Comprensione, benevolenza, gentilezza... ma quanto bene fanno?
Chiese & chiose. Sono tanti (infiniti!) i dettagli – nella vita ecclesiale, ma non solo – che fanno trasparire l'animo delle persone
Non amo i comportamenti pignoli né gli atteggiamenti pedanti, ma non riesco a tollerare la superficialità abituale che diventa cialtroneria, che per qualche sbadataggine fa saltare o rovina un importante evento e mette in difficoltà chi ha lavorato, che banalizza situazioni e occasioni ricche di valore e significato. Episodi di vario genere li possiamo avere in mente tutti: il calice che alla comunione si scopre vuoto, l’impianto audio che sabota un convegno di per sé interessante, il sale, poco o troppo, che svilisce una pietanza che si presentava appetitosa, il documento d’identità mancante all'aeroporto… Un piccolo dettaglio e... salta tutto! O comunque si complica la vita propria e altrui.
Non entro nella diatriba, più o meno teoretica ma culturalmente curiosa, riguardante i due detti contrapposti «Il diavolo è nei dettagli» e «Dio è nei dettagli», usati in occasioni diverse e con sfumature di significato che possono rivelare aspetti simpatici e interessanti. Mi limito all’ambito della mia rubrica di chiose d’ambito ecclesiale, dove i “dettagli” da considerare potrebbero comunque essere i più variegati, com’è varia la vita: come si imparano o trascurano i nomi delle persone, come si prepara la riunione del consiglio parrocchiale, come si stende (o si sventola) il corporale al momento offertoriale, come si trattano i collaboratori (fratelli o “subalterni”?), come si scelgono i canti per la celebrazione… E pure la concreta “pratica didattica” nell’iniziazione dei bambini alla messa (come far imparare le preghiere comuni senza un foglietto davanti?), la puntualità come rispetto delle persone, il «presiedere con diligenza» (Rm 12,8), l’attenzione a un decente riscaldamento della chiesa e degli ambienti parrocchiali. Situazioni, “dettagli” se volete, questi e chissà quanti altri!, che fanno trasparire l’animo delle singole persone, il modo in cui si vive un’azione (anche di grande valore, come i sacramenti), lo spirito con cui s’interpreta un ruolo o un servizio.
A questo riguardo mi piace portare l’attenzione su quello che scrive papa Francesco nella lettera Gaudete et exsultate, nel contesto della «vita comunitaria fatta di tanti piccoli dettagli quotidiani»: «Ricordiamo come Gesù invitava i suoi discepoli a fare attenzione ai particolari. Il piccolo particolare che si stava esaurendo il vino in una festa. Il piccolo particolare che mancava una pecora. Il piccolo particolare della vedova che offrì le sue due monetine. Il piccolo particolare di avere olio di riserva per le lampade se lo sposo ritarda. Il piccolo particolare di chiedere ai discepoli di vedere quanti pani avevano. Il piccolo particolare di avere un fuocherello pronto e del pesce sulla griglia mentre aspettava i discepoli all’alba» (n. 144).
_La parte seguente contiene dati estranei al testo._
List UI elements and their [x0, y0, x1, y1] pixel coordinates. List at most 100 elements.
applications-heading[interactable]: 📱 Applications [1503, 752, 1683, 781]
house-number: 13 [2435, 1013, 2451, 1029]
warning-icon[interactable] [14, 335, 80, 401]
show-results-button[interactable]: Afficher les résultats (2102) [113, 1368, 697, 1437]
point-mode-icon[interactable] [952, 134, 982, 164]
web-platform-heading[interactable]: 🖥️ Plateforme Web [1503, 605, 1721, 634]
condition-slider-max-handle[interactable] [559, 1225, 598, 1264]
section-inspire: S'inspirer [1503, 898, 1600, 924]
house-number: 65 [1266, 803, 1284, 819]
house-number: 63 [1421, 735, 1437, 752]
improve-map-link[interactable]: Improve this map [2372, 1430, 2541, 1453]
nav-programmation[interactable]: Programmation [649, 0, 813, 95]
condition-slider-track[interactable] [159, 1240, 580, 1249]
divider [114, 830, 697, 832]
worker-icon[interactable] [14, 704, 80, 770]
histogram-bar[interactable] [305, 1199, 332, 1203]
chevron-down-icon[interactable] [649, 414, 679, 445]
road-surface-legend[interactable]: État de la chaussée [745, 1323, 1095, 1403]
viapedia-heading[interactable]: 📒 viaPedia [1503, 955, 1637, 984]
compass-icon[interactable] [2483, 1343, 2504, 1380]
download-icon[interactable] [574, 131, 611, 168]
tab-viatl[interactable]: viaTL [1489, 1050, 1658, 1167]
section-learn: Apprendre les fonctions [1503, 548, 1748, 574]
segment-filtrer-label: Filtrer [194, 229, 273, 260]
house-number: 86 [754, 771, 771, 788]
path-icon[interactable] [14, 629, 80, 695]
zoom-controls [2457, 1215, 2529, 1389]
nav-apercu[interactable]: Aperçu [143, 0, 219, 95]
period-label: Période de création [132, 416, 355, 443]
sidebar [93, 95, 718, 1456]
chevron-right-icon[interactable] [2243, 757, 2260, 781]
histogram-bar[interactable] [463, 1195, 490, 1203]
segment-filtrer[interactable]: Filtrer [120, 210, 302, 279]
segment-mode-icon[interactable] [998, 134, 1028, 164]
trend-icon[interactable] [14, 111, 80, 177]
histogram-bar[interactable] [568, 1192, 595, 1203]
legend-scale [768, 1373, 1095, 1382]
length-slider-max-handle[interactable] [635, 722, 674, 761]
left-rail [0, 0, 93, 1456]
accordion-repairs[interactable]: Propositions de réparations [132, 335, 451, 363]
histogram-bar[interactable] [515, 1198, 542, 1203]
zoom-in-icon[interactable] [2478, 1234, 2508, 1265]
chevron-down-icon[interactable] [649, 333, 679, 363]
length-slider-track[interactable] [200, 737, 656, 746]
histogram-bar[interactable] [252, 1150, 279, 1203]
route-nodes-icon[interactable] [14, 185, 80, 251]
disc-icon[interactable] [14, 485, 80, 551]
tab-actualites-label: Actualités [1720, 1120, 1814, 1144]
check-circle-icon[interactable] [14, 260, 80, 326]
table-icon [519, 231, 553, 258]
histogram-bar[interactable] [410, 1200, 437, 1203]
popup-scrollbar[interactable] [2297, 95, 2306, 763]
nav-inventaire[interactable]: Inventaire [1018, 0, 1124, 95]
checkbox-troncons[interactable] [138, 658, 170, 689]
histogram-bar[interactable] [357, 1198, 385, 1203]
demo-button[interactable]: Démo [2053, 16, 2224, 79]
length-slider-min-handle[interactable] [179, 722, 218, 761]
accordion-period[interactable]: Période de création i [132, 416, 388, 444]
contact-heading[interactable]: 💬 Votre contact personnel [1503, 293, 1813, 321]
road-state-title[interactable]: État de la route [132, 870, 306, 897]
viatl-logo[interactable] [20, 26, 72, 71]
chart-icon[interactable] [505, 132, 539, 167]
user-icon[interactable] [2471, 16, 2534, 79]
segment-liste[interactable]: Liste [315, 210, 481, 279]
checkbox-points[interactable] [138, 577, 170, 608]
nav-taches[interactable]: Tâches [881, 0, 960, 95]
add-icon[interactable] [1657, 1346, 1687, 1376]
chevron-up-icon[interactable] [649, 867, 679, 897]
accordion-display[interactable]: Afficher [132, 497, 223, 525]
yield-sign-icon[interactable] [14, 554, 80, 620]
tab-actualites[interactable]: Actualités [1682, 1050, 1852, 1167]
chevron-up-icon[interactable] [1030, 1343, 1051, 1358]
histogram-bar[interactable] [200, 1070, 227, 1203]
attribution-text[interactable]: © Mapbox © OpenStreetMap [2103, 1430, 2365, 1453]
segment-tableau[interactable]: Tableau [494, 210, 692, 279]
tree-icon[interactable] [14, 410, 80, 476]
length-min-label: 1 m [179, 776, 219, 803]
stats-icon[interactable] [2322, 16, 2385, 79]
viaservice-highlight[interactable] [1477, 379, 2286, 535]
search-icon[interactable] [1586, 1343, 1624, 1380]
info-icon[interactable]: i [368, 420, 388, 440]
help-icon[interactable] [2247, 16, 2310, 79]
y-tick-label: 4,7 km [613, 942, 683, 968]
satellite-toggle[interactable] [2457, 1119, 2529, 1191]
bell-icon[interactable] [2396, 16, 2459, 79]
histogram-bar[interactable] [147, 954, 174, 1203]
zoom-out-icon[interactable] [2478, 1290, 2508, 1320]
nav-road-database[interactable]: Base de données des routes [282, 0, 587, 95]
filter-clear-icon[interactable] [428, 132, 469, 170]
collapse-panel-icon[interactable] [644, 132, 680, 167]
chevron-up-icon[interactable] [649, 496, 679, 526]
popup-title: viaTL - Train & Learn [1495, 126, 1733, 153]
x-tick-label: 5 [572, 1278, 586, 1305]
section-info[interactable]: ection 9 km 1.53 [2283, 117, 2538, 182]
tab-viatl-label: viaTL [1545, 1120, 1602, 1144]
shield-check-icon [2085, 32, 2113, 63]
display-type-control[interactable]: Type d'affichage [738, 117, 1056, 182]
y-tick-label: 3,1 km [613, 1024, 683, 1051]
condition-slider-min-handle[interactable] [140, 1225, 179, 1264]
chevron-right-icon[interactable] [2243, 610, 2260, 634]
Da notare che una «comunità che custodisce i piccoli particolari dell’amore», ispirata e fondata sull’esempio di Gesù, non è semplicemente gradevole, simpatica, vivibile… «è luogo della presenza del Risorto» (n. 145). È chiesa accogliente, testimoniante, probabilmente sulla strada che avvia “in uscita”.
Colgo per me – e rimbalzo a tutti – l’appello a una quotidianità virtuosa e generosa, attenta alle persone da amare almeno “come te stesso”. A partire dai rapporti familiari, che possono rischiare l’usura dell’abitudine ma anche rivelare capolavori di attenzione, dedizione reciproca, unione dei cuori. E senza trascurare situazioni e ambienti di lavoro, le relazioni sociali (obbligate e gratuite), con le opportunità – e a volte la necessità – di prendersi cura delle persone, specie in qualche situazione difficile di contrasti e di malattia; oppure dopo un lutto: quando muore il primo dei genitori, raccomando sempre ai figli «prenditi cura della mamma/papà». Declinando nel quotidiano parole come comprensione, benevolenza, gentilezza… si possono avere tanti dettagli positivi, di bene, di cura affettuosa e accoglienza cordiale.
Con un’avvertenza finale. Senza la superbia di chi si sente superiore agli altri e “si degna” di andare incontro e prestare un servizio. Senza perfezionismi, che inquinano la serenità: meglio l’animo leggero, che non vuol dire superficiale ma interiormente libero e grato. E magari sorridente.